I had a few failures. This is my current method and I'm happy with the results.
Throw away the glaze packet that comes with the ham. It's sitting on a Frog Mat on an upside down Bradley Smoker rack.
Glaze½ cup Orange Juice
½ cup Apple Juice
¼ cup Brown Sugar
¼ cup Honey
Sugar Mix½ cup Brown Sugar
½ cup Natural Sugar in the Raw (Turbinado Sugar)
½ teaspoon Ground Ginger
½ teaspoon Cinnamon
½ teaspoon Fresh Ground Nutmeg
½ teaspoon Spanish Paprika
Directions- Leaving ham's inner plastic or foil covering intact, place ham in large container and cover with hot tap water; set aside for 45 minutes. Drain and cover again with hot tap water; set aside for another 45 minutes.

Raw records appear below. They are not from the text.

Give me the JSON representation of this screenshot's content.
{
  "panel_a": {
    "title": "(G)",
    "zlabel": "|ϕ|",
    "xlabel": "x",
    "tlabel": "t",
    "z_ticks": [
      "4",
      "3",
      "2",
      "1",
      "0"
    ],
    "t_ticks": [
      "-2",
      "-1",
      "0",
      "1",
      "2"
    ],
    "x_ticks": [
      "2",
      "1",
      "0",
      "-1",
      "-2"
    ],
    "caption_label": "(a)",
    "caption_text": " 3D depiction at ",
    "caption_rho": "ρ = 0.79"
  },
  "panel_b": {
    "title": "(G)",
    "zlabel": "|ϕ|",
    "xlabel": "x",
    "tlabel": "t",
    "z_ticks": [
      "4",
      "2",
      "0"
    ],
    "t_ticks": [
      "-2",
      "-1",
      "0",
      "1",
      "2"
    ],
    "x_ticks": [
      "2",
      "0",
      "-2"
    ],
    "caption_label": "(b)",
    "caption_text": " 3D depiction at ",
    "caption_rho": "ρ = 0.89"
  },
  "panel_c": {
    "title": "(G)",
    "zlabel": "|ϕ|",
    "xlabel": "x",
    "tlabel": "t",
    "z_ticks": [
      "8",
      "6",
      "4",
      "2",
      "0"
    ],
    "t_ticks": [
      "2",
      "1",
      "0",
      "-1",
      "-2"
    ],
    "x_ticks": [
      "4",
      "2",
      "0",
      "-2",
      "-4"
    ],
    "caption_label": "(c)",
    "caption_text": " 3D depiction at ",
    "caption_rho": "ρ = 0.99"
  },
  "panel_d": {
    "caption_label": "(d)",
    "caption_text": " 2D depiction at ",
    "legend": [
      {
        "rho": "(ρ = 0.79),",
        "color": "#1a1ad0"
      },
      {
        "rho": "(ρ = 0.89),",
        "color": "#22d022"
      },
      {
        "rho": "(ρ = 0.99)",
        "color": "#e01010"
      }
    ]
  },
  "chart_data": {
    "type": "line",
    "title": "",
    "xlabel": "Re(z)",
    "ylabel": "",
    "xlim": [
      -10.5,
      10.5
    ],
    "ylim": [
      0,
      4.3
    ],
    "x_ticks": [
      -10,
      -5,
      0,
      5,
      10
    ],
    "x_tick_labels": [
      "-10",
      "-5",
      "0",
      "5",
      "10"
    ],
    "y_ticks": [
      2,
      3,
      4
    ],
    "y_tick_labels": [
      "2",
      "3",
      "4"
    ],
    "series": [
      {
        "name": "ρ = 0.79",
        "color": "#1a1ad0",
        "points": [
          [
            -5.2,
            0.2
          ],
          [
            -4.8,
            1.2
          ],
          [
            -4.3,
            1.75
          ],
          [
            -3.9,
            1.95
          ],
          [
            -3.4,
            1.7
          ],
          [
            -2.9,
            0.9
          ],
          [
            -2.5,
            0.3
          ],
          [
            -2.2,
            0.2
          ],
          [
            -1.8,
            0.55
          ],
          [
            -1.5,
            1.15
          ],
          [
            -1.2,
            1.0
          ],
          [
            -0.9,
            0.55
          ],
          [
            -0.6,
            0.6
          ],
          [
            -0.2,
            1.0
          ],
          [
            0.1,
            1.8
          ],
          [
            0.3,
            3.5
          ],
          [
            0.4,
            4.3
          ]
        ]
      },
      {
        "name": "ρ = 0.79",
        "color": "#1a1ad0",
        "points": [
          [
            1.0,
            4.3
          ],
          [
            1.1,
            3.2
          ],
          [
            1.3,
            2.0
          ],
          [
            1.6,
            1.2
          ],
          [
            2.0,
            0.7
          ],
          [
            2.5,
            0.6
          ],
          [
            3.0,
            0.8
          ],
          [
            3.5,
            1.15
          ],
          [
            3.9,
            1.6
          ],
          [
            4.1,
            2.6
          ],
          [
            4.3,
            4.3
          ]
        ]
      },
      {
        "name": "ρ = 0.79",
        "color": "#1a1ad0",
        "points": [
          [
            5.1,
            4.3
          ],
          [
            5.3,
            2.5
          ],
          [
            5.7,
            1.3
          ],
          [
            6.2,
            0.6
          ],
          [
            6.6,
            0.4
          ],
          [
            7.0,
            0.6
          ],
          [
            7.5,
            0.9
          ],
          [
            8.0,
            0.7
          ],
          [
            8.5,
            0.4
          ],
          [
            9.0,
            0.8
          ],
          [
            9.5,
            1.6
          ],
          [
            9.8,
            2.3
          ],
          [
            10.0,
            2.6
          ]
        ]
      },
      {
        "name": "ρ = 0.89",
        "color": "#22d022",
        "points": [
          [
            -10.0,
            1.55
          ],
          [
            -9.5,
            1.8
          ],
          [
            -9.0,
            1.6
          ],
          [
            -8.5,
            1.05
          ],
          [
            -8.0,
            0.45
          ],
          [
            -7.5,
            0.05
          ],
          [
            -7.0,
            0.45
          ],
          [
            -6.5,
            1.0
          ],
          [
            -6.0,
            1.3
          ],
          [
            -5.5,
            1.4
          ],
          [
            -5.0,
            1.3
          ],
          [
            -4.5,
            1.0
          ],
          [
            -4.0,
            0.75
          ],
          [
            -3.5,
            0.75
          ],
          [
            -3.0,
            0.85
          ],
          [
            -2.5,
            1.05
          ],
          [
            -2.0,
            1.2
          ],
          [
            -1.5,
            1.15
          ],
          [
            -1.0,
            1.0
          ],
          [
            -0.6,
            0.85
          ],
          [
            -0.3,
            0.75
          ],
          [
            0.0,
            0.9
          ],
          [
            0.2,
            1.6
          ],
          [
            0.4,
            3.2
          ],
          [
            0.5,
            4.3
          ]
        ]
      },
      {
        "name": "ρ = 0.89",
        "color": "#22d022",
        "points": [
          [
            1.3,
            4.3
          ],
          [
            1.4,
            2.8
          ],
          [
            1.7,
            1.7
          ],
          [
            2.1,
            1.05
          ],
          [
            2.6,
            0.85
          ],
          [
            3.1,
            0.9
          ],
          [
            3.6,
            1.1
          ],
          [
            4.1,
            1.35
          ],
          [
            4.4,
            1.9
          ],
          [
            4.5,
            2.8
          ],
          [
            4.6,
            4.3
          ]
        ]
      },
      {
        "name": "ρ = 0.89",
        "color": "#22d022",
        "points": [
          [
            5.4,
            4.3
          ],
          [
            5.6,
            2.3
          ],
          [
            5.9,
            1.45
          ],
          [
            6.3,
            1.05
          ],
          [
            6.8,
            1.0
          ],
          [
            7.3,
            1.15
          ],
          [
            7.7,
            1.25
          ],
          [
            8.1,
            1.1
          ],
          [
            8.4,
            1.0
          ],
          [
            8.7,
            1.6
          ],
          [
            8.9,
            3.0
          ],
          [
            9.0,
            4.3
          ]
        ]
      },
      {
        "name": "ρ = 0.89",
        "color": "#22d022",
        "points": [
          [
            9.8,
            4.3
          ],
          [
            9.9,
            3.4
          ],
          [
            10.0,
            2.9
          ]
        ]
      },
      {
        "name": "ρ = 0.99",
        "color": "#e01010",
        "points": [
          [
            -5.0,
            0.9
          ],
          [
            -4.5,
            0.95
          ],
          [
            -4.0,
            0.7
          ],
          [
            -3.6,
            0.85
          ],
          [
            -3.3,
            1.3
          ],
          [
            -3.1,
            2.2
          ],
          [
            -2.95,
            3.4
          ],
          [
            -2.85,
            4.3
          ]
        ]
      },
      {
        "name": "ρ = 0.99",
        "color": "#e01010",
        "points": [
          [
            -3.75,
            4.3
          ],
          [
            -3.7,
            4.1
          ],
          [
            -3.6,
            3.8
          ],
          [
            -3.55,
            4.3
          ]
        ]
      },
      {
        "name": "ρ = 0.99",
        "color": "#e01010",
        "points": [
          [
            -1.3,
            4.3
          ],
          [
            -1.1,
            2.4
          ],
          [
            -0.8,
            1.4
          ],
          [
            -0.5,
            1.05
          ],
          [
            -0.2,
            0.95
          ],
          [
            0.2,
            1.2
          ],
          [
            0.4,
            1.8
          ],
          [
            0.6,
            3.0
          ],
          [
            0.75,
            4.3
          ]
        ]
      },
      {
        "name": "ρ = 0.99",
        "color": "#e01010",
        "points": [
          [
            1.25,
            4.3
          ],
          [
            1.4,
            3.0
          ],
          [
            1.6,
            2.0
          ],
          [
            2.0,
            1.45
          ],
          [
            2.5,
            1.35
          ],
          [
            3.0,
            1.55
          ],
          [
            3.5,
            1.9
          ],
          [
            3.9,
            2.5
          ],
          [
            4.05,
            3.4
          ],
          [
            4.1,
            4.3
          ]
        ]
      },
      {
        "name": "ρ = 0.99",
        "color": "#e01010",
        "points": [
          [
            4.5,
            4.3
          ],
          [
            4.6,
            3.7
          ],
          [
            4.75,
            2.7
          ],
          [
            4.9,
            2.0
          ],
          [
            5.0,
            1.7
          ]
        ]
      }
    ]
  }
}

- Rub the ham with the glaze squirted from a bottle. (Put the ham in a pan to reduce the mess.)
- Shake on a heavy coating of the sugar mix.
- Smoke at 275°F to 300°F for 2½ to 3 hours.
- Drizzle glaze liquid on each hour.
- Remove it from the smoker when the internal temperature is 140°F.
I tried to get this one up to 140°F rapidly so I raised the temperature and scorched the sugar glaze. We served it at church and no one complained.
EDIT: Removed extra characters generated by system update.